Saturday, 16 August 2025

Tim Harford on unintended consequences

In the Financial Times last month, Tim Harford (who is always an interesting read) had a good piece on unintended consequences (paywalled, but available ungated on his website). It covers a number of examples of unintended consequences, including the (possibly apocryphal) 'cobra effect':

It describes an attempt by the British Raj to rid Delhi of its cobras by paying a bounty for each cobra skin, thus encouraging a thriving cobra-farming industry.

However, Harford devotes more attention to a more recent example that is definitely not an urban myth, where:

...the Straits Times and Climate Home News recently reported on a striking scheme in Melaka, Malaysia, where locals were selling cooking oil that would eventually be used to supply European producers of aviation fuel.

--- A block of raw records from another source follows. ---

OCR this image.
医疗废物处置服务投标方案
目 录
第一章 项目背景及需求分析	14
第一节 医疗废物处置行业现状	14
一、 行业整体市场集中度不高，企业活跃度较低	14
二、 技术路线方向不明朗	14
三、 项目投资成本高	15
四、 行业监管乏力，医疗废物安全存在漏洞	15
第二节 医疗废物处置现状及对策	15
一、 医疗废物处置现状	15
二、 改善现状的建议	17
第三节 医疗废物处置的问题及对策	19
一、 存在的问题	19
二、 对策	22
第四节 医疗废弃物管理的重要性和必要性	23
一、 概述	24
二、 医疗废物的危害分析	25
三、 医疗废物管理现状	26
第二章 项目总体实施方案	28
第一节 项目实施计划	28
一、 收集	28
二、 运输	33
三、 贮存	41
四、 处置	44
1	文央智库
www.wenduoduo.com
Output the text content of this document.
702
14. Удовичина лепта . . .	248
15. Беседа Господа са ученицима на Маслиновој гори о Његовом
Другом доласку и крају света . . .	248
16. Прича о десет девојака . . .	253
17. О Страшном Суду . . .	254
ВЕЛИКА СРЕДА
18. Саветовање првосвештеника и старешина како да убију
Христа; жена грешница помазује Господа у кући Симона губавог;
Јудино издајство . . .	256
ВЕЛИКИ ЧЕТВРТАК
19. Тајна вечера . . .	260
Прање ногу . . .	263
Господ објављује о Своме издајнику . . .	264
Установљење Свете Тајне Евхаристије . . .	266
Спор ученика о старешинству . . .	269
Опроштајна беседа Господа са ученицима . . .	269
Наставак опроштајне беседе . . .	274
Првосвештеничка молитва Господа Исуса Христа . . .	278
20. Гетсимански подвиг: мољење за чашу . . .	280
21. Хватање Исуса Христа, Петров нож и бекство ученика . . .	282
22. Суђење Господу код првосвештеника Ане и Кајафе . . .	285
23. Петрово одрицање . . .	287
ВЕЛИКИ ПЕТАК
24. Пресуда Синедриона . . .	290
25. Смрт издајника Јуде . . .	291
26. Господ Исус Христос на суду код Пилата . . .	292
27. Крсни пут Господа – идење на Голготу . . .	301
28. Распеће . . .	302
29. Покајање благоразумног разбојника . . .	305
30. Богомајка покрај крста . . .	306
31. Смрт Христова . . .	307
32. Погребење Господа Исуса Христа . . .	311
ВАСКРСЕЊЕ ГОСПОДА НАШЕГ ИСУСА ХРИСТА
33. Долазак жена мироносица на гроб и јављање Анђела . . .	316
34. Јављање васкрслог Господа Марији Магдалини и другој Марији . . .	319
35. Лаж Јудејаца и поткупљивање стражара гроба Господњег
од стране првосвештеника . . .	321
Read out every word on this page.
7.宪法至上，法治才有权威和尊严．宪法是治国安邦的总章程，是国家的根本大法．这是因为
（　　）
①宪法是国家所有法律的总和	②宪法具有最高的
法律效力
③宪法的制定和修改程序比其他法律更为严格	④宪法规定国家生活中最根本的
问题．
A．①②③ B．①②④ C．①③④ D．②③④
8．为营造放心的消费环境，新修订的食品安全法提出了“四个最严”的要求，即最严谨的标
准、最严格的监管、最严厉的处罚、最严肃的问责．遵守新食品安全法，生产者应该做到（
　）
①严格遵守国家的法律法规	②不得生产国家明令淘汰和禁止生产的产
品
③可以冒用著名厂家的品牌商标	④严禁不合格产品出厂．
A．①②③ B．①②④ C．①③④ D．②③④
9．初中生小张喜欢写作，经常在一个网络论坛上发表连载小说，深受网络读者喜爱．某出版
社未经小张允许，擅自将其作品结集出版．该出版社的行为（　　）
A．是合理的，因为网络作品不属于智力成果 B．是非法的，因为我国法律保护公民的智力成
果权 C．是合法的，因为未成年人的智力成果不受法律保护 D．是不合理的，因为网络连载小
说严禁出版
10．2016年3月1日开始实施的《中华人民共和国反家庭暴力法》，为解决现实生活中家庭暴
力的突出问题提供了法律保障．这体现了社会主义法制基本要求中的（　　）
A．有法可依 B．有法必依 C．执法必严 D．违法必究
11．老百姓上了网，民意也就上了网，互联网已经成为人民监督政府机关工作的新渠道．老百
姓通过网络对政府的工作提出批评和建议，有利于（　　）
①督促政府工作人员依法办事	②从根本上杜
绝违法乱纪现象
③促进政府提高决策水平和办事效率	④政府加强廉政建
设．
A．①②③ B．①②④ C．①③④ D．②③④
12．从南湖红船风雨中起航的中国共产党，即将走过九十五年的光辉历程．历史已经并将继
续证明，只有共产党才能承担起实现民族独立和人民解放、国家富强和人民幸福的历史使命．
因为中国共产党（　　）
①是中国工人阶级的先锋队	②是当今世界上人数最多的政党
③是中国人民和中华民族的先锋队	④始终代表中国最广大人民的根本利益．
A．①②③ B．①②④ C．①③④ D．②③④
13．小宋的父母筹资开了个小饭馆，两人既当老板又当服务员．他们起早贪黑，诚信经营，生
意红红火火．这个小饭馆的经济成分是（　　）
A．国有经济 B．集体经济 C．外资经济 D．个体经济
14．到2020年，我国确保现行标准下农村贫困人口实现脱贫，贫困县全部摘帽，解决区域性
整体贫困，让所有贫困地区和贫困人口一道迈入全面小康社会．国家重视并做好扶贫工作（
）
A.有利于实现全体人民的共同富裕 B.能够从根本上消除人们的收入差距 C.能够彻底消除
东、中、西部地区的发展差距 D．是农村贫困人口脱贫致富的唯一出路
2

The underlying idea of turning a waste product, used cooking oil, into something that can be blended into aviation fuel seems as appealing as getting the cobras out of Delhi. Cooking oil starts tasting bad after being used for frying three to five times, but as an input to aviation fuel, used oil is perfectly good.

At this point two intriguing forces intersect: European governments are demanding that airlines use more biofuels from sustainable sources — used cooking oil being one — while the Malaysian government subsidises cooking oil. This means that in Malaysia buying fresh oil is cheap and selling used oil is lucrative. If you run a food stall or restaurant in Malaysia, you can buy subsidised fresh oil, fry food a few times, then sell the waste oil at a profit. It’s a nice side-hustle.

The trouble is, writes financial journalist Matt Levine, “If you don’t run a restaurant, you can buy fresh cooking oil for $0.60, not use it to fry food any times, and then say, ‘Oh, yeah we totally used this oil,’ and sell it to a refiner for $1.” That seems a simpler and more scalable way to proceed. It certainly cuts out the precarious, time-consuming hassle of actually running a restaurant. It is hard to know how much fresh oil is being resold this way, but fraudsters have both the motive and the opportunity. Climate Home news notes that Malaysia collects an astonishing volume of “used” cooking oil: more per person than anywhere else, and two and a half times as much as second-placed Singapore.

You can real the original stories on this on the Straits Times and Climate Home News. Incentives matter, and it is incentives that can create unintended consequences. When a policy like this goes wrong, it is often a failure to consider the incentives.

However, just because the consequences are unintended, that doesn't mean that they need be unanticipated. Policies should be subjected to a careful consideration of the incentive effects that they create, and importantly, how entrepreneurial folks might try to game the policy. Software developers have a practice of 'red teaming' new software (like generative AI tools) to test whether they can be hacked or used for no good. Perhaps governments need to start red teaming policy?